China risks sending the global economy into a tailspin

Rising debt and President Xi’s ‘zero-Covid’ policy highlight the threats facing the world’s second-largest economy

A slow-motion financial meltdown in China risks sending the global economy into a tailspin. 

Warning lights have been flashing since the start of the year amid spiraling local government debt and a corporate sector still reeling from the Covid-19 pandemic.

But during the last eight months, the situation has rapidly deteriorated. Employment among the young has ballooned, consumer spending has dried up and the property sector has imploded.

Dramatic policy shifts by the “chairman of everything,” Xi Jinping, have inflicted further damage on the world’s second-largest economy, which is still locked in a high-stakes technology war with the United States.   

“One way or another, Chinese growth will slow sharply, and the way in which it does will have profound consequences for the country, the CCP [Chinese Communist Party], and the global economy,” Michael Pettis, of the Carnegie Endowment for International Peace, wrote in a commentary for Foreign Affairs.

Damage report: 

  • China’s economic miracle was decades in the making.
  • So is the debt mountain that now overshadows the country.
  • Unforeseen disasters such as the Covid-19 pandemic and Russia’s invasion of Ukraine have only exacerbated the problem.
  • Still, many are the results of bad policy decisions and a creaking healthcare system.
  • President Xi’s “zero-Covid” move is, in part, based on that.
  • A never-ending series of lockdowns across major cities have only widened the economic cracks.

China, as we knew it, is no more. And the new one is more dangerous than we’ve ever seen.

Insider Newsletter

Delve deeper: Splattered all over this mess are X’s fingerprints as the economy takes a back seat to ideology.

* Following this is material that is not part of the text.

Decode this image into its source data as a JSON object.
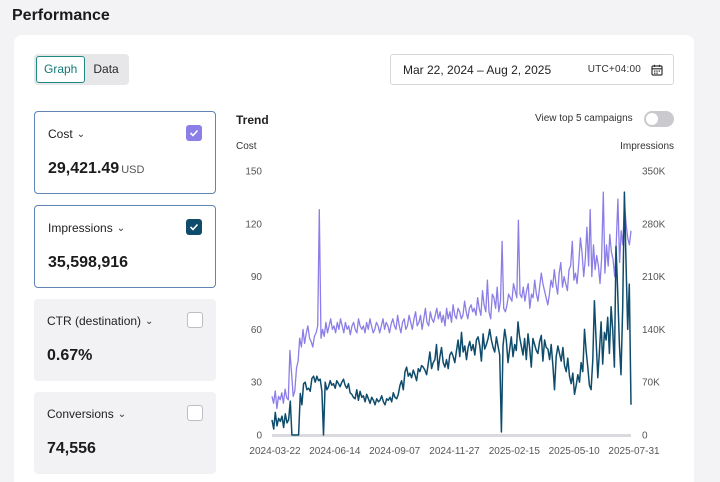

What was said: “China, as we knew it, is no more. And the new one is more dangerous than we’ve ever seen,” the Insider newsletter pointed out.

Gone baby gone: “The country with a fast-growing economy is gone, leaving behind a nation with withering wealth and an increasingly authoritarian government controlled by President Xi,” Insider said.

Between the lines: “China is witnessing a teetering property sector and an aging population, but these aren’t just local threats – they could have significant ramifications for the rest of the world,” it concluded.

China Factor comment: Released on Monday, China’s trade data resembled a car wreck as exports tanked and imports slowed. “Insufficient domestic demand is the main constraint on China’s long-term growth trajectory,” Bruce Pang, the chief economist at Jones Lang Lasalle, said as reported by the Reuters news agency.